The TDNNS method is stable in H(curl) and H(div div) norms.

Optimal order a-priori error estimates are established.

Trace operators for normal-normal stress are defined and analyzed.

Abstract

The Tangential-Displacement Normal-Normal-Stress (TDNNS) method is a finite element method for mixed elasticity. As the name suggests, the tangential component of the displacement vector as well as the normal-normal component of the stress are the degrees of freedom of the finite elements. The TDNNS method was shown to converge of optimal order, and to be robust with respect to shear and volume locking. However, the method is slightly nonconforming, and an analysis with respect to the natural norms of the arising spaces was still missing.
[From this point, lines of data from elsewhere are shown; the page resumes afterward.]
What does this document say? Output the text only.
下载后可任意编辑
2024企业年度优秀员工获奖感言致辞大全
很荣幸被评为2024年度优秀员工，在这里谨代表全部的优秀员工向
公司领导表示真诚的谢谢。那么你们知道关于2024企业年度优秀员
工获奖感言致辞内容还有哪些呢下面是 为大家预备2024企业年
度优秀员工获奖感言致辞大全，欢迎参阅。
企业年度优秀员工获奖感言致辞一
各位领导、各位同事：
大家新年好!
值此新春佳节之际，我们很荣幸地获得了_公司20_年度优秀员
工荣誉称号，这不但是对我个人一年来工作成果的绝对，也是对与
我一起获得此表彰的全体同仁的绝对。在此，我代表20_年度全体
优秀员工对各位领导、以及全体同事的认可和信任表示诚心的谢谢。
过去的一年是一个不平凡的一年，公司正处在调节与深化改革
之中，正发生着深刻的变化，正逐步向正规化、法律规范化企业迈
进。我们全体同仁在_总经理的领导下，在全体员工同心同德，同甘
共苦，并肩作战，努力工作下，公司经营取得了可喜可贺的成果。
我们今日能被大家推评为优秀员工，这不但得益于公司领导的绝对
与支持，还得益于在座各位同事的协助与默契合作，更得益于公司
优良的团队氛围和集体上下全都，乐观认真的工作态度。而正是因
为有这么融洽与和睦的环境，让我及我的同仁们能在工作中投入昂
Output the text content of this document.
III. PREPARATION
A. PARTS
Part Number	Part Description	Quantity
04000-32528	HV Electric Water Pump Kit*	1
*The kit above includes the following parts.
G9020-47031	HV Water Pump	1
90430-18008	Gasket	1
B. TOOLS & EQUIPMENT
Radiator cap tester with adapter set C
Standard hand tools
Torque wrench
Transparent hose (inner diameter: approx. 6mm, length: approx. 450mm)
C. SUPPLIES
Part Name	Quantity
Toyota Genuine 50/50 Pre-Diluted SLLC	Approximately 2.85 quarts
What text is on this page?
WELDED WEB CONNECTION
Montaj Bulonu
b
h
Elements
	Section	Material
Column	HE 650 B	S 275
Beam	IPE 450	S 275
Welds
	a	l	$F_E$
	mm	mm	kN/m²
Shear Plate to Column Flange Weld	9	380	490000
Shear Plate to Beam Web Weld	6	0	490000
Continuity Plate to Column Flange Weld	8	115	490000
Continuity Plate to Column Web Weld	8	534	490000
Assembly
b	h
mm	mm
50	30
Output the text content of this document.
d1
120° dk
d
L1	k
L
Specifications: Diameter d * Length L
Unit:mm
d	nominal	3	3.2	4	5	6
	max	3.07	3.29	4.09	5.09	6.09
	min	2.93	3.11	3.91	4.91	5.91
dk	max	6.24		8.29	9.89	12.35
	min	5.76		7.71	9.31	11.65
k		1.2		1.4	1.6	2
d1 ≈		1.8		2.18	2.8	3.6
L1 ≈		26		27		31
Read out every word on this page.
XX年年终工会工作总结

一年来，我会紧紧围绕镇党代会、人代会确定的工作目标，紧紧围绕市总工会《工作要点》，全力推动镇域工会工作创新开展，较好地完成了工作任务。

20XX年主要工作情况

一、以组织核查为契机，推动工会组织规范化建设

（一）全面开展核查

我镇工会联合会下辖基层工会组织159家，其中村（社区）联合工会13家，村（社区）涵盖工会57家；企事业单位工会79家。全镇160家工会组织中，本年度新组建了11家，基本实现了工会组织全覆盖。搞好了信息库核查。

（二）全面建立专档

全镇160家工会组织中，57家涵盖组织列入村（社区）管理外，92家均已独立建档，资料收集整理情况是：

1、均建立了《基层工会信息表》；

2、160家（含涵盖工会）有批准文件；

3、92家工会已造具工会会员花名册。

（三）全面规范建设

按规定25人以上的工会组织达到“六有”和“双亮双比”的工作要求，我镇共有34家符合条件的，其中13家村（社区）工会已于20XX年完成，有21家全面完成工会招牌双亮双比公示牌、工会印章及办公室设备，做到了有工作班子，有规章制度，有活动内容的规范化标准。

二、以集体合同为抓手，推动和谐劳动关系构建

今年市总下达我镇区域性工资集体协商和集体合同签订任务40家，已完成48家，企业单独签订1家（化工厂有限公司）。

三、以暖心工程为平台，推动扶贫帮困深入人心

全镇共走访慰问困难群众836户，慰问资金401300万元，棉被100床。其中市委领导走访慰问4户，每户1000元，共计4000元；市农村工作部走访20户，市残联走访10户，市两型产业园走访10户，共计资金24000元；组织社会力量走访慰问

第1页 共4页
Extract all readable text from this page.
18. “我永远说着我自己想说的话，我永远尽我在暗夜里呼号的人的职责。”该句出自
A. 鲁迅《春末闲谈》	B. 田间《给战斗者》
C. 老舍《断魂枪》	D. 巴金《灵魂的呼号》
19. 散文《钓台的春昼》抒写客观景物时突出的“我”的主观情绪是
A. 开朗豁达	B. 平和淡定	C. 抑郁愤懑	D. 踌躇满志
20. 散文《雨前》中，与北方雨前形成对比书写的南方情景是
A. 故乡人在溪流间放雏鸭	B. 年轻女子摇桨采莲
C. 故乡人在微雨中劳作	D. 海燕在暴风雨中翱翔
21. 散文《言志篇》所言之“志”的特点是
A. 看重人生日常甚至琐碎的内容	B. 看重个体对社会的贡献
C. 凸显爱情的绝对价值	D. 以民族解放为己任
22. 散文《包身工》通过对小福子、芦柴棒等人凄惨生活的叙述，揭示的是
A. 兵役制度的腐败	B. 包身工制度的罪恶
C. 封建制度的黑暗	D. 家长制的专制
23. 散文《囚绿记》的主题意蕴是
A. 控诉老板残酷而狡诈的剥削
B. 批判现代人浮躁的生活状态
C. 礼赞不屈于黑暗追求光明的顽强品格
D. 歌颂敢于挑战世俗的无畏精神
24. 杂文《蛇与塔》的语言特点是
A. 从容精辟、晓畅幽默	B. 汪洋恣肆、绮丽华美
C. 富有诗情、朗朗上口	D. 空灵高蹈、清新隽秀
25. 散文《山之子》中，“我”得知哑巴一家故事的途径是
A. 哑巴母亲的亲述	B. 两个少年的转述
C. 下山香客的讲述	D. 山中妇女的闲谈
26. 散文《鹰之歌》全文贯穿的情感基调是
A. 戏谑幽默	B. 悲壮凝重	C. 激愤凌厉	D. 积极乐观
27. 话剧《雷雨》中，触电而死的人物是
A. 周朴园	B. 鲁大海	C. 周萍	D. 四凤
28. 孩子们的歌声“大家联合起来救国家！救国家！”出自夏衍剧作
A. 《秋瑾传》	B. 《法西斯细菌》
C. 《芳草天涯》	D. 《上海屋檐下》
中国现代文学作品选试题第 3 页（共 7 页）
We present a sound mathematical theory of the infinite dimensional problem using the space H(curl) for the displacement. We define the space H(div div) for the stresses and provide trace operators for the normal-normal stress. Moreover, the finite element problem is shown to be stable with respect to the H(curl) and a discrete H(div div) norm. A-priori error estimates of optimal order with respect to these norms are obtained.